Bruxelles dit avoir développé un logiciel de simulation capable de mesurer les émissions de CO2 et la consommation de carburant des camions. Ce sont les constructeurs eux-mêmes qui devront appliquer cet « outil de calcul de la consommation d’énergie du véhicule » (Vecto) à leurs nouveaux modèles afin qu’ils obtiennent leur certification. Les données seront transmises à la Commission européenne. Centralisées par l’AEE, ces informations pourront être consultées par les autorités publiques, promet Bruxelles, dans un exercice de « transparence ».

Une occasion manquée

Echaudés par le « dieselgate » et la révélation au grand jour de la fraude des constructeurs automobiles sur les émissions d’oxydes d’azote, des eurodéputés s’interrogent sur la fiabilité de ces données. La commission de l’environnement, de la santé publique et de la sécurité alimentaire du Parlement européen demande à Bruxelles de ne pas se contenter d’un logiciel de simulation et de mettre au point rapidement un essai de contrôle sur route, en conditions de conduite réelle, confié à un organisme indépendant.

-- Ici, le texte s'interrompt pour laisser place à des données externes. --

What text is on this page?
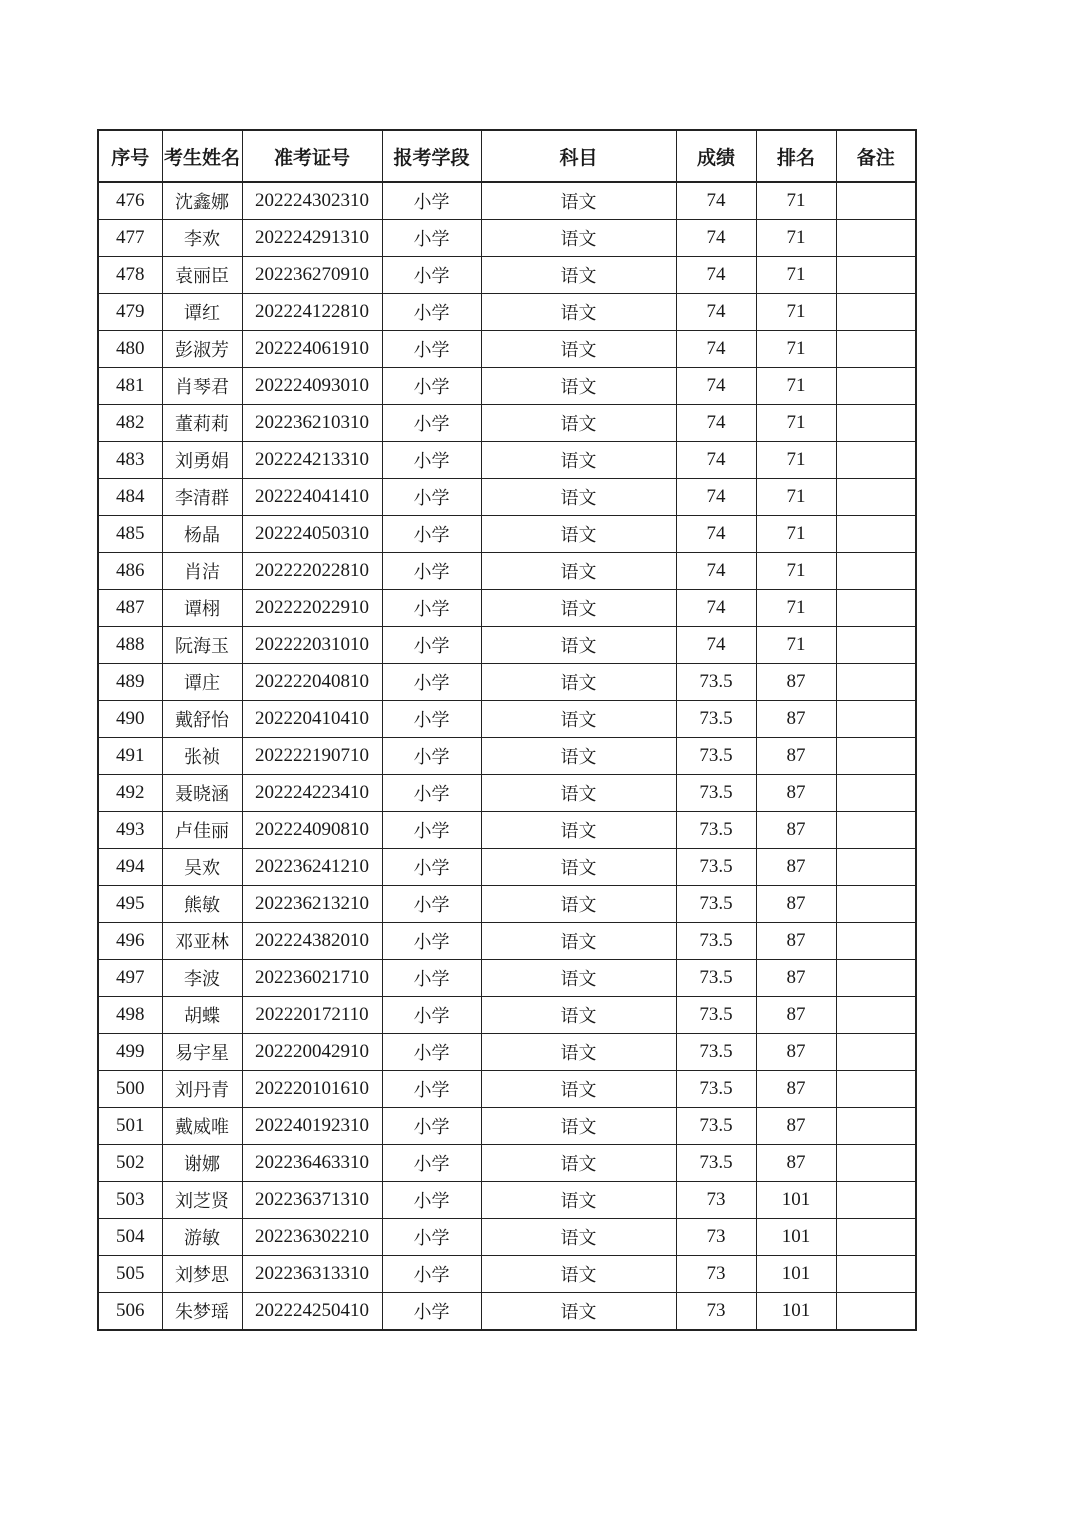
序号	考生姓名	准考证号	报考学段	科目	成绩	排名	备注
476	沈鑫娜	202224302310	小学	语文	74	71	
477	李欢	202224291310	小学	语文	74	71	
478	袁丽臣	202236270910	小学	语文	74	71	
479	谭红	202224122810	小学	语文	74	71	
480	彭淑芳	202224061910	小学	语文	74	71	
481	肖琴君	202224093010	小学	语文	74	71	
482	董莉莉	202236210310	小学	语文	74	71	
483	刘勇娟	202224213310	小学	语文	74	71	
484	李清群	202224041410	小学	语文	74	71	
485	杨晶	202224050310	小学	语文	74	71	
486	肖洁	202222022810	小学	语文	74	71	
487	谭栩	202222022910	小学	语文	74	71	
488	阮海玉	202222031010	小学	语文	74	71	
489	谭庄	202222040810	小学	语文	73.5	87	
490	戴舒怡	202220410410	小学	语文	73.5	87	
491	张祯	202222190710	小学	语文	73.5	87	
492	聂晓涵	202224223410	小学	语文	73.5	87	
493	卢佳丽	202224090810	小学	语文	73.5	87	
494	吴欢	202236241210	小学	语文	73.5	87	
495	熊敏	202236213210	小学	语文	73.5	87	
496	邓亚林	202224382010	小学	语文	73.5	87	
497	李波	202236021710	小学	语文	73.5	87	
498	胡蝶	202220172110	小学	语文	73.5	87	
499	易宇星	202220042910	小学	语文	73.5	87	
500	刘丹青	202220101610	小学	语文	73.5	87	
501	戴威唯	202240192310	小学	语文	73.5	87	
502	谢娜	202236463310	小学	语文	73.5	87	
503	刘芝贤	202236371310	小学	语文	73	101	
504	游敏	202236302210	小学	语文	73	101	
505	刘梦思	202236313310	小学	语文	73	101	
506	朱梦瑶	202224250410	小学	语文	73	101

Les ONG avaient déjà déploré l’absence d’un tel protocole lors que la Commission avait annoncé, en novembre 2017, son objectif de réduire de 30 % les émissions de C02 des voitures d’ici à 2030. Un objectif qualifié de « cadeau au lobby automobile » par les mouvements écologistes.

La proposition de la Commission devra maintenant être approuvée par les Etats membres et le Parlement européen. Elle est jugée « très décevante » par Karima Delli, la présidente de la commission transport du Parlement : « La Commission passe à côté d’une occasion en or pour promouvoir la vente de camions à basses émissions, et laisse le champ libre à des Etats généralement peu ambitieux sur la question pour maintenir le statu quo. »

Le rapporteur de la commission environnement du Parlement, Damiano Zoffoli, réclame aussi « l’instauration d’une amende administrative dissuasive » pour éviter la fraude.

Amende record

En juillet 2016, la Commission avait infligé une amende record de 2,93 milliards d’euros au « cartel des camions ». Entre 1997 et 2011, les principaux constructeurs (MAN, Daimler, Volvo-Renault, Iveco, DAF, Scania) s’étaient entendus pour fixer les prix de vente de leurs camions, retarder l’introduction des nouvelles technologies antipollution et en faire supporter le coût par leurs clients. Aujourd’hui, un peu partout en Europe, des transporteurs ou des grandes entreprises comme la Deutsche Bahn, Veolia ou Suez assignent les constructeurs devant les tribunaux pour obtenir des dommages et intérêts.

La proposition législative européenne ne répond pas seulement à une ambition écologique. L’enjeu économique est également considérable. Les dépenses en carburant représentent en moyenne 30 % du budget des transporteurs routiers. Aussi, il y a un mois, 36 grands groupes et transporteurs dont Ikea, Unilever, Carrefour, Nestlé ou Geodis ont écrit à Jean-Claude Juncker, le président de la Commission, pour lui demander de fixer un objectif de réduction de 24 % d’ici à 2025. Ils ont fait leur calcul : une telle baisse permettrait d’économiser 7 700 euros de carburant par camion et par an.